Accuracy and resolution are not the same thing. If, for example, we only run the loop for one second, we can still compute the instruction timing to the nanosecond, but the error will be larger than the resolution of the calculation, and so the low order digits will be meaningless. Although not a perfect proof, one empirical form of confirmation that the resolution of the measurement and calculation do not exceed the accuracy is the repeatability of the results. If we are calculating to a finer resolution than the combined accuracy of our technique and the time base allow, we would expect the trailing digits to vary wildly.

The first effort to measure VS performance objectively has not been designed to be as accurate as I suggest, but it has shown remarkably consistent readings, so perhaps I need to review my accuracy analysis — I seem to be getting more consistent results than I should be getting for the accuracy with which I think I am measuring.

DETAILS

For the VS, I am using a loop iteration count of 10 million. I am computing the results to a fraction of a nanosecond and, as expected, the digits around and below the nanosecond level appear to be unreliable.
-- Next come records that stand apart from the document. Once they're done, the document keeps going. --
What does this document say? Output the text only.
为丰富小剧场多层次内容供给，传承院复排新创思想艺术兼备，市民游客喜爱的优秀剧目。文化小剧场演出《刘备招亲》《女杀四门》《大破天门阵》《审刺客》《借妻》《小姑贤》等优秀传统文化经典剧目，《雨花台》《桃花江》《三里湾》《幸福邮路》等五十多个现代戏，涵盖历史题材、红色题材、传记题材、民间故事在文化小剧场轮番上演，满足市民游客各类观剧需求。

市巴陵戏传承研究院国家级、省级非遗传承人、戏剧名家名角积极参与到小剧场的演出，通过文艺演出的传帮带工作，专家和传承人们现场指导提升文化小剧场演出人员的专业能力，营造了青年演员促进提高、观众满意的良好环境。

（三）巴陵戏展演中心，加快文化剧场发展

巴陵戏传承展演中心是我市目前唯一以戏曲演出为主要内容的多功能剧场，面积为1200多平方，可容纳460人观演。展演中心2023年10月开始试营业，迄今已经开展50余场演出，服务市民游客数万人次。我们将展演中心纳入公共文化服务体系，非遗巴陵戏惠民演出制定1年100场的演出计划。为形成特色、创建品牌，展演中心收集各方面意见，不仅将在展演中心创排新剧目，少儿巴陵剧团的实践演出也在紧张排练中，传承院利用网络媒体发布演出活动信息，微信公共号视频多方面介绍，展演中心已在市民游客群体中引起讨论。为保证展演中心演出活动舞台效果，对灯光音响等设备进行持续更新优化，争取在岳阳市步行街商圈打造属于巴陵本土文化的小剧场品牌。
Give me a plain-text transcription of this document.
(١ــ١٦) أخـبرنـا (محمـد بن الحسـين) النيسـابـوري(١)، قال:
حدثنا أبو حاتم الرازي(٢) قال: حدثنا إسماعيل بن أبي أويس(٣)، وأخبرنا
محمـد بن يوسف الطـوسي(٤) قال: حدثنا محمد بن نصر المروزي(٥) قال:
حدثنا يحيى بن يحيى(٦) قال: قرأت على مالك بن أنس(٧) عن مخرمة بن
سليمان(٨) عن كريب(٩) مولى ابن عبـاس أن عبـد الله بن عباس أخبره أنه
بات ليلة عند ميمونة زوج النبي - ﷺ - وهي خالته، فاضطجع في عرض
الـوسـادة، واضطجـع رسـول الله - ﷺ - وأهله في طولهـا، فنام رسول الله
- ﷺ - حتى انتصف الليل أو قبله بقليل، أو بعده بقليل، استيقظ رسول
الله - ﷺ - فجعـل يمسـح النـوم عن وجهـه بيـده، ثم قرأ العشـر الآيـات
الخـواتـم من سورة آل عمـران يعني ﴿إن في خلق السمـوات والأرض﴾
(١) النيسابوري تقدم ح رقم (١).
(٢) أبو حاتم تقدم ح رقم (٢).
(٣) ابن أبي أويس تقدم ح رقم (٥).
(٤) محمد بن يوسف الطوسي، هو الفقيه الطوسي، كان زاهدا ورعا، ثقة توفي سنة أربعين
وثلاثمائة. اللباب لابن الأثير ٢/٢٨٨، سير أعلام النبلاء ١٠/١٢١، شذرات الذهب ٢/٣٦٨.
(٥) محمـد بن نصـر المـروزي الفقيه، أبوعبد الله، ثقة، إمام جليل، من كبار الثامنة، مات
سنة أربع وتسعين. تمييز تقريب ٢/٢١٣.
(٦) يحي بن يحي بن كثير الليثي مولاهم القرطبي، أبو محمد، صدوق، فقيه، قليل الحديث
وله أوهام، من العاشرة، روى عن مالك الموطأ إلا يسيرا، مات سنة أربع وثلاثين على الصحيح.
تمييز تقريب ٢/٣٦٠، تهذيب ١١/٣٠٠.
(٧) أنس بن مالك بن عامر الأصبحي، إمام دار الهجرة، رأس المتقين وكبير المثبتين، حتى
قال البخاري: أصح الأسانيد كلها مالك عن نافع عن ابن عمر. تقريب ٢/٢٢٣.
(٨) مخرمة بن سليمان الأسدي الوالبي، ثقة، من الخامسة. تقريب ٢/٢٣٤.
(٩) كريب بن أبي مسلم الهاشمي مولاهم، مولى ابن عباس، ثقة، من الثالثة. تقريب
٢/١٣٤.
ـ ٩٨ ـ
The results are, however, very consistent to within a few nanoseconds.

The methodology, in greater detail, is this:

  1. Synchronize with an increment of the task’s processor tick counter.
  2. Measure the processor usage of an empty loop executed n times.
  3. Synchronize with an increment of the task’s processor tick counter.
  4. Measure the processor usage of the same loop containing a unit of work.
  5. Subtract the empty loop processor usage from the work loop processor usage.
  6. Derive single operation timing and operations per second.
  7. Repeat steps 3 through 6 for various payloads.

The following is illustrative of the implementation, but is not the actual code used in the benchmark, so please do not copy this code and run it, as the results will not integrate with those obtained by the real benchmark program. If you’d like to help get comparable measurements of non-VS systems, contact me and I’ll send you the source code.

------------------------------------------------------------------------------------
* Synchronize with processor tick rollover...
* (This is not for accuracy, it is for consistency, by reducing the 
* wandering of processor clock tick granularity)

     MOVE LOOP-MAX TO LOOP-CTR
     CALL "EXTRACT" USING EXTRACT-KW-PROC-TICKS, TICKS-AFT.
RESYNC1.
     CALL "EXTRACT" USING EXTRACT-KW-PROC-TICKS, TICKS-BEF.
     IF TICKS-BEF = TICKS-AFT GO TO RESYNC1.

* Measure overhead of loop with no payload...

 LOOP0.
     SUBTRACT 1 FROM LOOP-CTR.
     IF LOOP-CTR > 0 GO TO LOOP0.
     CALL "EXTRACT" USING EXTRACT-KW-PROC-TICKS, TICKS-AFT.

* Now we know how many processor clock ticks the empty loop consumes...

     SUBTRACT TICKS-BEF FROM TICKS-AFT GIVING OH-TICKS.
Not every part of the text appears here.